1. ## Integration

Use the substitution x = 1/u to find the value of

$\int_{\frac{1}{2}}^{2} \frac {lnx}{1+x^2}dx$

2. Hi

$x=\frac{1}{u} \implies \mathrm{d}x=-\frac{\mathrm{d}u}{u^2}$

Substitute this in the integral, it should give something interesting.

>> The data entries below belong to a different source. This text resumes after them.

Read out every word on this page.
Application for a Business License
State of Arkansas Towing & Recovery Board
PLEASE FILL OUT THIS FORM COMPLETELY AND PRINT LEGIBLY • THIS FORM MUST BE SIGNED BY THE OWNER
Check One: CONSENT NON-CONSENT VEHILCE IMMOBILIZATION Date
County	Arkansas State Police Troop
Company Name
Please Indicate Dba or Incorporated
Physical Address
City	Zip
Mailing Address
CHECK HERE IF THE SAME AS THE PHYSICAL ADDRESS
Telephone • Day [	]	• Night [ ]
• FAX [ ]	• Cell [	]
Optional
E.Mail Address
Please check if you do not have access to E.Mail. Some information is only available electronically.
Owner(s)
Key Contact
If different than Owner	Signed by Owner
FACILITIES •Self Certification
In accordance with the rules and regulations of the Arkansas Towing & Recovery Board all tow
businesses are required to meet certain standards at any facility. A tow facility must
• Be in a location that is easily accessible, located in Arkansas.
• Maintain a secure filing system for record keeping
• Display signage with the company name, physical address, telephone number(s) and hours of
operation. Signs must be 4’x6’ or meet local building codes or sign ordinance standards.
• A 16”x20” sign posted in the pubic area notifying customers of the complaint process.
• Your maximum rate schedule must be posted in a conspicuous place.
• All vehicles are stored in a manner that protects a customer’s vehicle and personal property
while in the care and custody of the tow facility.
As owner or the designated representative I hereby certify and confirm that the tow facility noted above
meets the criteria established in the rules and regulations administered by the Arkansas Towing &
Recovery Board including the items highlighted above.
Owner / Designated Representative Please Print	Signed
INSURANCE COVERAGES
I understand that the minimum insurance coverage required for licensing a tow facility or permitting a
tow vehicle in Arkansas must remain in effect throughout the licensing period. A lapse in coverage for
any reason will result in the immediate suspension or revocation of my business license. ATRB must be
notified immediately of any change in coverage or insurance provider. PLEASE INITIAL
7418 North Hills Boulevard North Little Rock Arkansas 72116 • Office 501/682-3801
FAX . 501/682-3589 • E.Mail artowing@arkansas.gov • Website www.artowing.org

3. $\displaystyle x=\frac{1}{u}\Rightarrow dx=-\frac{1}{u^2}du$
$\displaystyle x=\frac{1}{2}\Rightarrow t=2, \ x=2\Rightarrow t=\frac{1}{2}$.
So, $\displaystyle I=\int_{\frac{1}{2}}^2\frac{\ln x}{1+x^2}dx=\int_2^{\frac{1}{2}}\frac{\ln u}{1+u^2}du=-\int_{\frac{1}{2}}^2\frac{\ln u}{1+u^2}du=-I\Rightarrow I=0$

4. Note how the wording is just a little strange. "to find" isn't the usual task, is it?

Do the substitution. What happens?

Note the symmetry of the substitution with the limits of integration.

Hint: How many Numbers, R, can you think of where R = -R?